Part of the problem stems from the fact that the time to press of scholarly philosophical papers is abysmal, in part because of the paper submission norm, which differs from the one law journals employ. A philosopher is generally expected to submit a paper to a single journal at a time and wait agonizing months for the rejection before starting anew, while legal scholars submit to dozens of journals at once and accept their best offer a few months later. There is some good reason for these practices, as philosophy journal submissions are generally reviewed by busy professors whose time should not be wasted with hundreds of duplicate submissions that will likely be published elsewhere, while law journals use their hordes of willing law students to sort the wheat from chaff. Perhaps philosophy journals should enlist graduate students into this process to achieve similar results, but it's not obvious that the numbers of available graduate students could meet the challenge. Philosophy journals ought to seriously look into it, however.

Until that day, the philosopher with an original idea should simply seek other means of associating that original idea with his or her own name in a more timely manner than scholarly publication can achieve. Several exist. One could post to one's own blog such as this, and the date stamp would be some indication of priority. More traditionally, individual's give early versions of papers at conferences and then publish a polished version later. Your name, paper title, and the witness of those in attendance, will provide a date certain when you espoused the novel idea. Other means can also be pursued.

The enforcement of proper attribution will then rely solely on the norms of the philosophical community. If someone manages to publish substantially your idea elsewhere first, then you'll still have your blog post or conference paper to point to as evidence of priority. Cite such evidence in your own paper (and write a better paper!--that gets published in a better journal!) and in the long run the community tends to sort these things out and give credit where credit is due.

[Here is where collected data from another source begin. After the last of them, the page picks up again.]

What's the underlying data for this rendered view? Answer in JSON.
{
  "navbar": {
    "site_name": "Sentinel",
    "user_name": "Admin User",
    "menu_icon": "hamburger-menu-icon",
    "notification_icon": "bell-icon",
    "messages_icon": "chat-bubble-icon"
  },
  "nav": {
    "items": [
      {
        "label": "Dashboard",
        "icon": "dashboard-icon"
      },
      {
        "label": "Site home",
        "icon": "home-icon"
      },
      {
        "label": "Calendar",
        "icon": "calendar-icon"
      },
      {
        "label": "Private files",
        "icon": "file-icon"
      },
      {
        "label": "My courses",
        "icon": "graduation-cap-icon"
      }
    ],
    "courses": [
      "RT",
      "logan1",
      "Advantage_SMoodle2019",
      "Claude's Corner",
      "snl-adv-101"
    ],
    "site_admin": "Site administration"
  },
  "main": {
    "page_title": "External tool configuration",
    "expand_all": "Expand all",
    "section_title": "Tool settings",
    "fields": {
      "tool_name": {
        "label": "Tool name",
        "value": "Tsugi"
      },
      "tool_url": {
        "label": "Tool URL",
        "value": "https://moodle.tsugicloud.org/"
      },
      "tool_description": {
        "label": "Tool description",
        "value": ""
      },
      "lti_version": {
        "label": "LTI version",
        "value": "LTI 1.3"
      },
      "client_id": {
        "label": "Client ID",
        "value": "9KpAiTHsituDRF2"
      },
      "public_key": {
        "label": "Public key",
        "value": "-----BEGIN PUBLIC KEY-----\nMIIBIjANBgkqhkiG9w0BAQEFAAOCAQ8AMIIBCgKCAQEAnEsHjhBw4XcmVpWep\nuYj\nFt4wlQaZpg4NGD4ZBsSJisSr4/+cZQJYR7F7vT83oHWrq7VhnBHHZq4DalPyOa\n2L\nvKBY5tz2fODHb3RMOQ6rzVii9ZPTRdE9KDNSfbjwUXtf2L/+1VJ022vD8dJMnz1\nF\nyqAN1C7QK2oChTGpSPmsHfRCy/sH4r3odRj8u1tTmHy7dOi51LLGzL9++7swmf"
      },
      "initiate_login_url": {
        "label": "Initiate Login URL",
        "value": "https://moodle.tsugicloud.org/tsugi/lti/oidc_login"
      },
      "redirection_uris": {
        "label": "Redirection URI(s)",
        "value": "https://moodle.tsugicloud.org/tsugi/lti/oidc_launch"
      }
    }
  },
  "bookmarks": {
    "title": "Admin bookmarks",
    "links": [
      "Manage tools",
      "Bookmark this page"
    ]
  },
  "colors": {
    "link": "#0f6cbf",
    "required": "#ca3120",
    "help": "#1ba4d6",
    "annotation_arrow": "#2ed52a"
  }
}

Brian, Copyright Attorney and Recovering Philosopher

Posted by: Brian | Sep 5, 2007 3:59:57 PM

Brian is obviously right that one has better resources within the academic community than within the law to dealing with these matters. But the interesting question (briefly mentioned by Dean C. Rowan) is whether it would be in our interest as scholars to seek such legal remedies. One need only visit the Electronic Frontier Foundation to see case after case of intellectual property abuse (do a search on www.eff.org for 'DMCA' or 'patent' to see some examples) in those areas that do have strong legal protection.

Do we really want to retain legal counsel every time we submit an idea to a journal? Wouldn't such legal rights be more likely to impede scholarship than to promote it?